Cram, pass and forget, were the words of ‘wisdom’ invented among students in a system of education that prioritised content and exams. Students grew to see education as a process of accumulating facts. Whether one understood the facts or not, was irrelevant. What was significant was whether you could hold them long enough to pass your exams. This wisdom, I saw, placed its followers on a path that had immediate ‘benefit’— they could pass their exams and soon forget— but I now see it was also leading to the erosion of their mental powers.

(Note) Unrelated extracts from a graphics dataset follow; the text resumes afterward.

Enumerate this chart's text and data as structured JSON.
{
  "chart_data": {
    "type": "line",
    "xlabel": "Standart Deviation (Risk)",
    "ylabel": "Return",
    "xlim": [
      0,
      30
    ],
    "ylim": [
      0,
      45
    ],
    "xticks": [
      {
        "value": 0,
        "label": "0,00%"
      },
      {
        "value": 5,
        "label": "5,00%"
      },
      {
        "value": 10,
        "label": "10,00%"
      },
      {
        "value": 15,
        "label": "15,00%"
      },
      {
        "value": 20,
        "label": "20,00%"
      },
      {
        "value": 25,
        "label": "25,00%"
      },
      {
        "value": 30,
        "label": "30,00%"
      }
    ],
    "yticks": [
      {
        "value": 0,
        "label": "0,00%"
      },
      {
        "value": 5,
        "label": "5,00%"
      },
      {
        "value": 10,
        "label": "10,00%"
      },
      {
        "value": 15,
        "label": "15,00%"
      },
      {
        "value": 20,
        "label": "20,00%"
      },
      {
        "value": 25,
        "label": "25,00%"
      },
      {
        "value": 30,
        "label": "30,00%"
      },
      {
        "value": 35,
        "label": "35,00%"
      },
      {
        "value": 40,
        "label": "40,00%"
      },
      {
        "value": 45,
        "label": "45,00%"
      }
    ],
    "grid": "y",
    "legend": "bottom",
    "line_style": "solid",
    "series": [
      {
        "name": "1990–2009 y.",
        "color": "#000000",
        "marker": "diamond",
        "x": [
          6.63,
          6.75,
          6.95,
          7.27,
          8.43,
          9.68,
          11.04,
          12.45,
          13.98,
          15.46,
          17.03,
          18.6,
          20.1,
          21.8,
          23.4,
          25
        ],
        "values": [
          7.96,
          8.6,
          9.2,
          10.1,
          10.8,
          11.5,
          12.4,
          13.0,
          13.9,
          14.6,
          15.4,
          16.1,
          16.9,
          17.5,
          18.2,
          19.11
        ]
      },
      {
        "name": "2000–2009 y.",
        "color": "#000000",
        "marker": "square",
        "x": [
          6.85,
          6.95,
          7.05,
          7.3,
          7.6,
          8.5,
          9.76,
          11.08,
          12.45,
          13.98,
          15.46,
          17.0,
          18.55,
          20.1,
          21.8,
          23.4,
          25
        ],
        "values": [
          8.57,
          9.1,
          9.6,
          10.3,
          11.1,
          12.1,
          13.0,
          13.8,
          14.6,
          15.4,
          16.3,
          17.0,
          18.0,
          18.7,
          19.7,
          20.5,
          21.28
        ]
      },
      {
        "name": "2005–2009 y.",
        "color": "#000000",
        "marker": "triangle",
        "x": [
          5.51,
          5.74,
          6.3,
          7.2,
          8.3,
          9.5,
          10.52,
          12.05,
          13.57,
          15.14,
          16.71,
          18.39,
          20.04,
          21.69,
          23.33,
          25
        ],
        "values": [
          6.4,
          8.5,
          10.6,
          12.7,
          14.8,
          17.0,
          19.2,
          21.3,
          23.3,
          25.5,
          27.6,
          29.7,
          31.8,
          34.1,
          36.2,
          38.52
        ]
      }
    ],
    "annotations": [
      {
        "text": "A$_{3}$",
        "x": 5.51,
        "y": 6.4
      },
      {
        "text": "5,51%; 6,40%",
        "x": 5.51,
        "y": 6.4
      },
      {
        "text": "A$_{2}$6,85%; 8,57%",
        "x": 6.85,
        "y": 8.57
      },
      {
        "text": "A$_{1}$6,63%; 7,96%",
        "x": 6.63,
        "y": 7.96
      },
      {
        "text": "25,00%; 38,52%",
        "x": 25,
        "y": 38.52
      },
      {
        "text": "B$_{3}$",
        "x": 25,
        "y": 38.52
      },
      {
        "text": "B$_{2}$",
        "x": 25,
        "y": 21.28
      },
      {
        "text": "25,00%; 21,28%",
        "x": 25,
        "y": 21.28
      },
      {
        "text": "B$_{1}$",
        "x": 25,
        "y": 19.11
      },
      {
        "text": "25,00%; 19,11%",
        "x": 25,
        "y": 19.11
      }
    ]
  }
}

1.The Erosion of reasoning and thinking ability
Neuroscience bestows on us an eternal principal, “Use it or lose it”. Our faculties— memory, reason, imagination etc.— strengthen as we engage in work that calls them into action and weaken with disuse. It follows then that as we engage in memory work solely, the faculties we are not using will begin to weaken. Put another way, rote memorisation leaves our other faculties inactive, and what we don’t use, we lose. As we train our memory chiefly, we sacrifice our abilities to reason, imagine etc.
2.The erosion of independent thinking
Having not sufficiently developed our reasoning powers by activity, we make ourselves dependent on thinkers, people who can do more with knowledge than we have practiced. Rote memorisation prepares us for experiences where we simply have to recall ideas, but not for situations where we have to reason through and synthesise complex ideas. Unable to reason through ideas for ourselves, we’ll look to others to reason and explain ideas for us.
3.The Erosion of our interest in Learning
It is practicing thinking that leads to more thinking, and since education will progressively call us to more and more thinking, it follows that if we only study by rote memorisation, we’ll be poorly prepared for our future education.
Whatever your journey has been, you can become a greater thinker, by engaging in ways of studying that call into action your thinking and reasoning capacities. It is this kind of studying that positions you to bring value to the world.